13/1/2026
L'Occident aujourd'hui ?
Des nations déclinantes, souvent vieillissantes et/ou très violemment fracturées, qui croient vivre une deuxième jeunesse conquérante en envoyant ou en incitant une jeunesse étrangère qu'elles ne connaissent pas crever en masse sur le front ukrainien ou sur le pavé des villes iraniennes en révolte.
C'est sublime, au sens de Burke qui après Longin définissait ce domaine de l'âme comme celui que suscite la peur du tonnerre chez un homme à l'abri de la foudre, dans une demeure elle-même préservée de l'orage.

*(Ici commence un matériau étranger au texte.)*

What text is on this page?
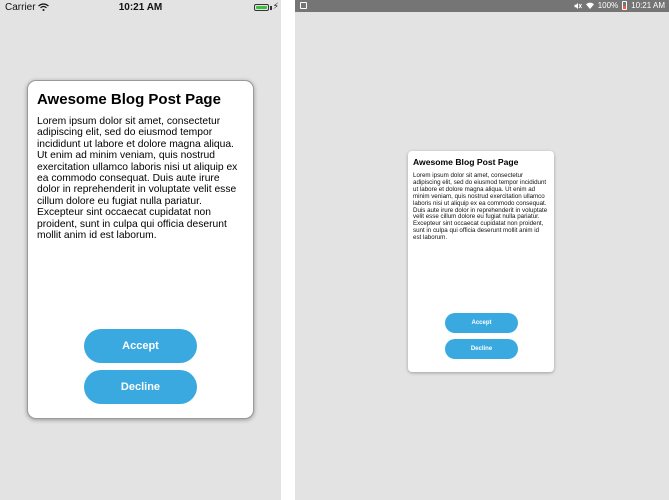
Carrier	10:21 AM	⚡

Awesome Blog Post Page

Lorem ipsum dolor sit amet, consectetur adipiscing elit, sed do eiusmod tempor incididunt ut labore et dolore magna aliqua. Ut enim ad minim veniam, quis nostrud exercitation ullamco laboris nisi ut aliquip ex ea commodo consequat. Duis aute irure dolor in reprehenderit in voluptate velit esse cillum dolore eu fugiat nulla pariatur. Excepteur sint occaecat cupidatat non proident, sunt in culpa qui officia deserunt mollit anim id est laborum.

Accept
Decline
100% 10:21 AM

Awesome Blog Post Page

Lorem ipsum dolor sit amet, consectetur adipiscing elit, sed do eiusmod tempor incididunt ut labore et dolore magna aliqua. Ut enim ad minim veniam, quis nostrud exercitation ullamco laboris nisi ut aliquip ex ea commodo consequat. Duis aute irure dolor in reprehenderit in voluptate velit esse cillum dolore eu fugiat nulla pariatur. Excepteur sint occaecat cupidatat non proident, sunt in culpa qui officia deserunt mollit anim id est laborum.

Accept
Decline
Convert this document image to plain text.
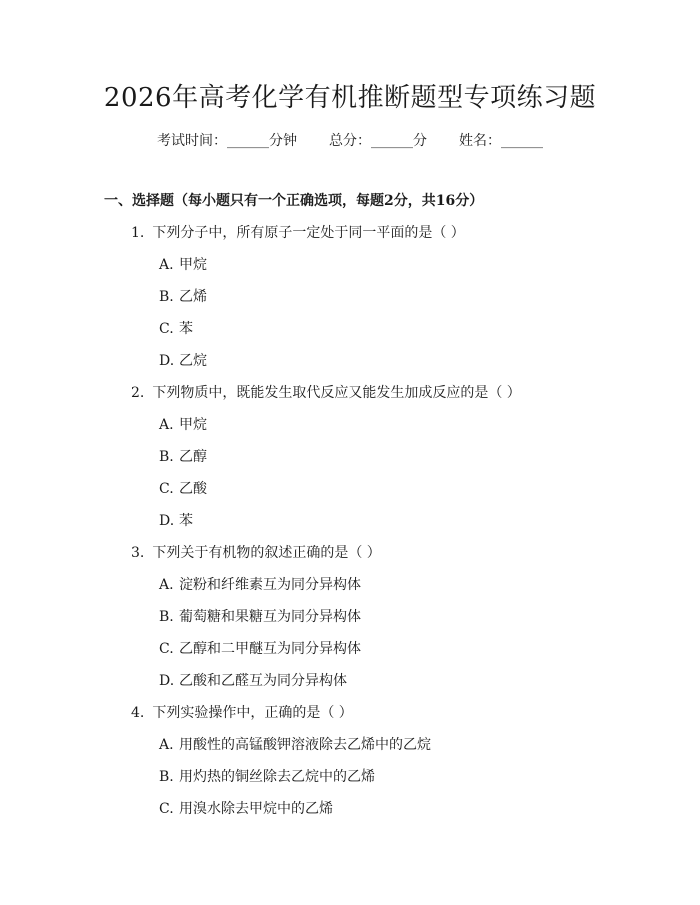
2026年高考化学有机推断题型专项练习题
考试时间：______分钟 总分：______分 姓名：______
一、选择题（每小题只有一个正确选项，每题2分，共16分）
1. 下列分子中，所有原子一定处于同一平面的是（ ）
A. 甲烷
B. 乙烯
C. 苯
D. 乙烷
2. 下列物质中，既能发生取代反应又能发生加成反应的是（ ）
A. 甲烷
B. 乙醇
C. 乙酸
D. 苯
3. 下列关于有机物的叙述正确的是（ ）
A. 淀粉和纤维素互为同分异构体
B. 葡萄糖和果糖互为同分异构体
C. 乙醇和二甲醚互为同分异构体
D. 乙酸和乙醛互为同分异构体
4. 下列实验操作中，正确的是（ ）
A. 用酸性的高锰酸钾溶液除去乙烯中的乙烷
B. 用灼热的铜丝除去乙烷中的乙烯
C. 用溴水除去甲烷中的乙烯
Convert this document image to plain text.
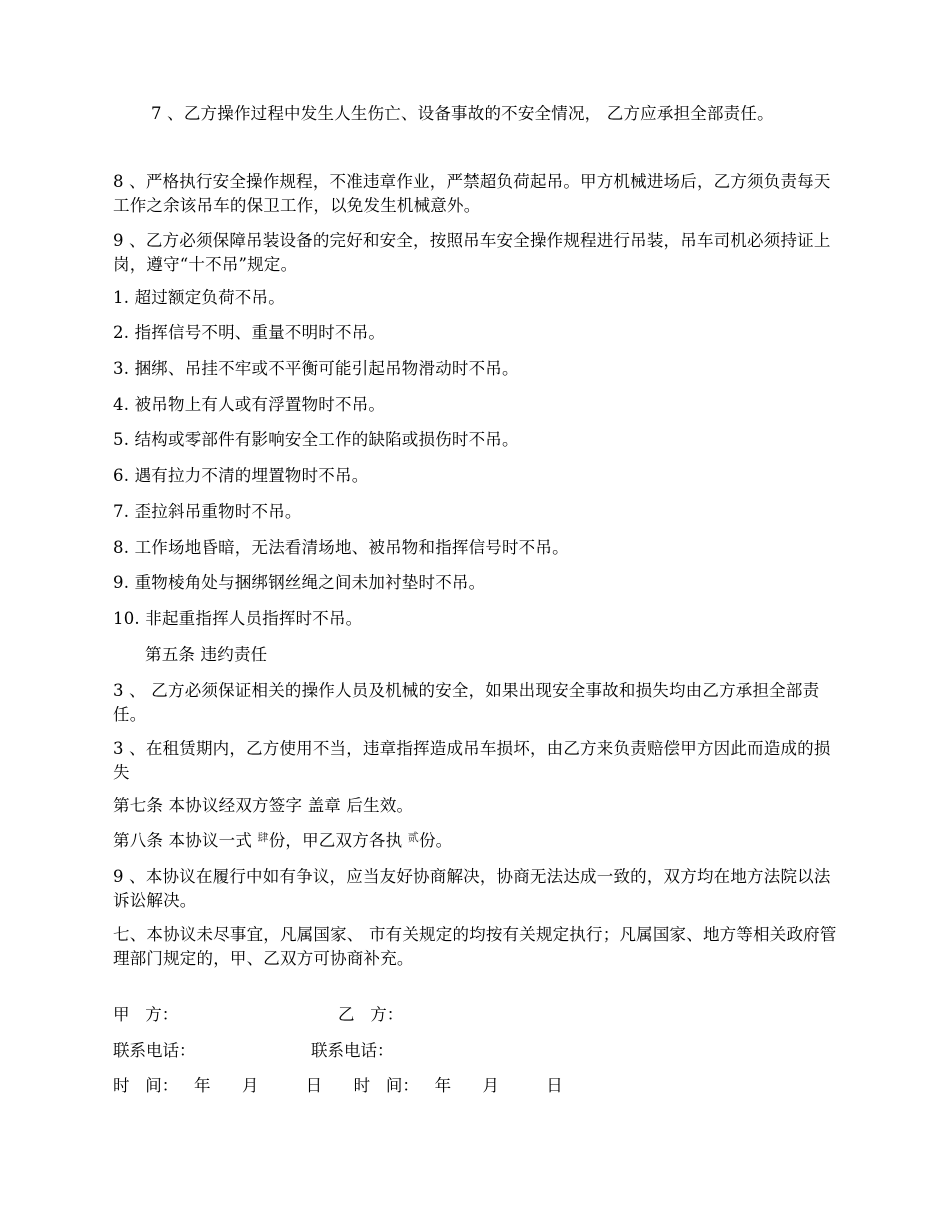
7 、乙方操作过程中发生人生伤亡、设备事故的不安全情况， 乙方应承担全部责任。

8 、严格执行安全操作规程，不准违章作业，严禁超负荷起吊。甲方机械进场后，乙方须负责每天工作之余该吊车的保卫工作，以免发生机械意外。

9 、乙方必须保障吊装设备的完好和安全，按照吊车安全操作规程进行吊装，吊车司机必须持证上岗，遵守“十不吊”规定。

1. 超过额定负荷不吊。

2. 指挥信号不明、重量不明时不吊。

3. 捆绑、吊挂不牢或不平衡可能引起吊物滑动时不吊。

4. 被吊物上有人或有浮置物时不吊。

5. 结构或零部件有影响安全工作的缺陷或损伤时不吊。

6. 遇有拉力不清的埋置物时不吊。

7. 歪拉斜吊重物时不吊。

8. 工作场地昏暗，无法看清场地、被吊物和指挥信号时不吊。

9. 重物棱角处与捆绑钢丝绳之间未加衬垫时不吊。

10. 非起重指挥人员指挥时不吊。

第五条 违约责任

3 、 乙方必须保证相关的操作人员及机械的安全，如果出现安全事故和损失均由乙方承担全部责任。

3 、在租赁期内，乙方使用不当，违章指挥造成吊车损坏，由乙方来负责赔偿甲方因此而造成的损失

第七条 本协议经双方签字 盖章 后生效。

第八条 本协议一式 $^肆$份，甲乙双方各执 $^贰$份。

9 、本协议在履行中如有争议，应当友好协商解决，协商无法达成一致的，双方均在地方法院以法诉讼解决。

七、本协议未尽事宜，凡属国家、 市有关规定的均按有关规定执行；凡属国家、地方等相关政府管理部门规定的，甲、乙双方可协商补充。

甲   方：	乙   方：
联系电话：	联系电话：
时   间：   年      月         日      时   间：   年      月         日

Le retraité occidental (quel que soit son âge) regarde le soir à la télévision, en sirotant sa verveine mentale, ses héros interlopes du jour : satrape mafieux de l'entité ukrainienne ou fausse insurgée iranienne qui brûle un portrait de Khamenei dans une vidéo filmée au Canada. Ce n'est pourtant pas très enthousiasmant ; il n'y a même pas la musique de Francis Lai qui rendait un peu moins ridicules les films grandiloquents ou maladroitement sentimentaux de Claude Lelouch.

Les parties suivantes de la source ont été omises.